L'erreur, bien que logique, est, à mon avis, de croire qu'elle représente l'alpha et l'oméga de toute morale personnelle comme collective, le concept indépassable auquel toutes et tous ne peuvent qu'adhérer à sa simple énonciation, possédant de surcroît de quoi combler, ici et maintenant, tous les aspects et les désirs, formulés comme informulés, de la nature humaine, à tel point qu'il est urgentissime de légiférer sur la base de ses postulats afin que toute autre idée - obligatoirement immorale au regard de sa perfection et dont l'existence même remet en cause sa nature prétendument universelle - ne puisse éclore et encore moins prospérer.
Mais ce n'est là qu'une opinion toute personnel.
Écrit par : snake | 24/08/2010
@TODOMODO, merci pour cet extrait effectivement trés actuel. je n'ai pas trouvé Sciascia dans ma librairie des montagnes mais vais chercher ailleurs.
@snake, oui l'humanisme est effectivement une belle perspective lorsqu'il ne se transforme pas en négation de toute transcendance.
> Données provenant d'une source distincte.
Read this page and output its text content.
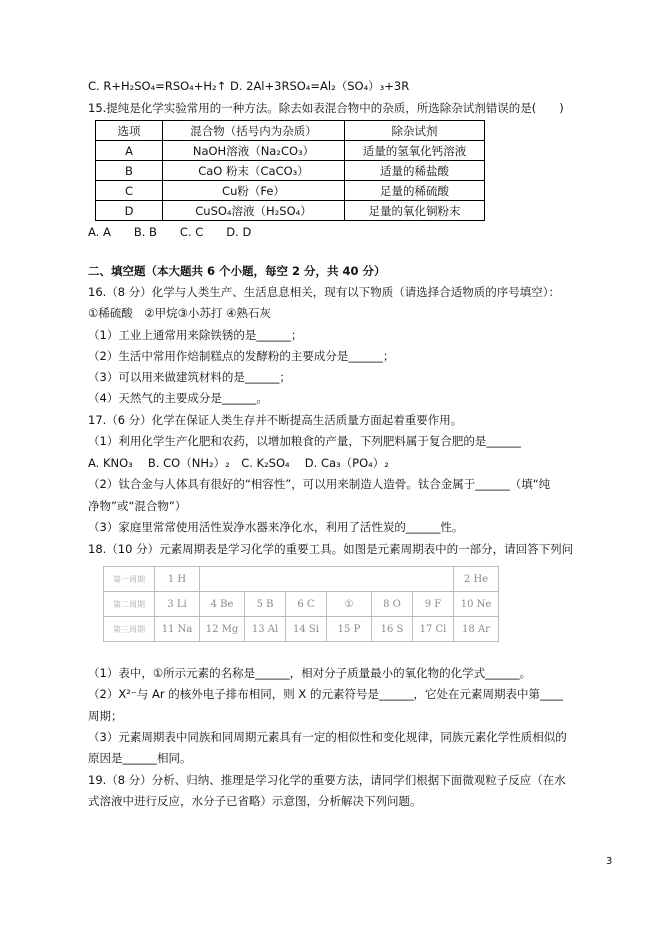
C. R+H₂SO₄=RSO₄+H₂↑ D. 2Al+3RSO₄=Al₂（SO₄）₃+3R
15.提纯是化学实验常用的一种方法。除去如表混合物中的杂质，所选除杂试剂错误的是(　　)
选项	混合物（括号内为杂质）	除杂试剂
A	NaOH溶液（Na₂CO₃）	适量的氢氧化钙溶液
B	CaO 粉末（CaCO₃）	适量的稀盐酸
C	Cu粉（Fe）	足量的稀硫酸
D	CuSO₄溶液（H₂SO₄）	足量的氧化铜粉末
A. A　　B. B　　C. C　　D. D
二、填空题（本大题共 6 个小题，每空 2 分，共 40 分）
16.（8 分）化学与人类生产、生活息息相关，现有以下物质（请选择合适物质的序号填空）：
①稀硫酸　②甲烷③小苏打 ④熟石灰
（1）工业上通常用来除铁锈的是______；
（2）生活中常用作焙制糕点的发酵粉的主要成分是______；
（3）可以用来做建筑材料的是______；
（4）天然气的主要成分是______。
17.（6 分）化学在保证人类生存并不断提高生活质量方面起着重要作用。
（1）利用化学生产化肥和农药，以增加粮食的产量，下列肥料属于复合肥的是______
A. KNO₃　 B. CO（NH₂）₂　C. K₂SO₄　 D. Ca₃（PO₄）₂
（2）钛合金与人体具有很好的“相容性”，可以用来制造人造骨。钛合金属于______（填“纯
净物”或“混合物”）
（3）家庭里常常使用活性炭净水器来净化水，利用了活性炭的______性。
18.（10 分）元素周期表是学习化学的重要工具。如图是元素周期表中的一部分，请回答下列问
第一周期	1 H							2 He
第二周期	3 Li	4 Be	5 B	6 C	①	8 O	9 F	10 Ne
第三周期	11 Na	12 Mg	13 Al	14 Si	15 P	16 S	17 Cl	18 Ar
（1）表中，①所示元素的名称是______，相对分子质量最小的氧化物的化学式______。
（2）X²⁻与 Ar 的核外电子排布相同，则 X 的元素符号是______，它处在元素周期表中第____
周期；
（3）元素周期表中同族和同周期元素具有一定的相似性和变化规律，同族元素化学性质相似的
原因是______相同。
19.（8 分）分析、归纳、推理是学习化学的重要方法，请同学们根据下面微观粒子反应（在水
式溶液中进行反应，水分子已省略）示意图，分析解决下列问题。
3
En ce sens, l'humanisme athée -anti-chrétien même- égalitaire et prônant l'universel désincarné me parait constituer une forme de totalitarisme moderne (je pousse un peu mais c'est ma nature..): le versant totalitaire de l'héritage des Lumières.
par ailleurs, en bon lecteur de Freund, je ne peux que reconnaitre la confusion qui règne entre champs politiques et moraux dans nos sociétés actuelles qui accordent à l'économie et la morale une importance et une place démesurée au détriment du politique.
le politique n'est pas forcément immoral mais tenter de régler des problèmes politiques avec une approche moralisante ou religieuse est une grave erreur. en ce sens cette propagande droitdelhomiste permanente, ce torrent de bons sentiments aveugles et désincarnés, l'intervention de l'Église catholique (qui a déposé sa tiare en 1968) sont simplement inopérants et dangereux.
Écrit par : hoplite | 24/08/2010
j'ai acquis le livre de Sciascia Noir sur noir...
j'aime particulièrement ce passage : "Il est désormais difficile de rencontrer un crétin qui ne soit pas intelligent, un intelligent qui ne soit pas un crétin. Et il y a toujours eu pénurie de gens intelligents, c'est pourquoi on éprouve une certaine mélancolie, un certain regret chaque fois que l'on tombe sur des crétins frelatés, trafiqués. Ah les beaux crétins d'autrefois ! Authentiques, complets. Comme le pain de ménage. Comme l'huile et le vin des paysans".
Merci Todomodo.
Écrit par : Pascal | 24/08/2010
Bonne lecture.
Écrit par : TODOMODO | 25/08/2010
des crétins frelatés..ho ho, excellent!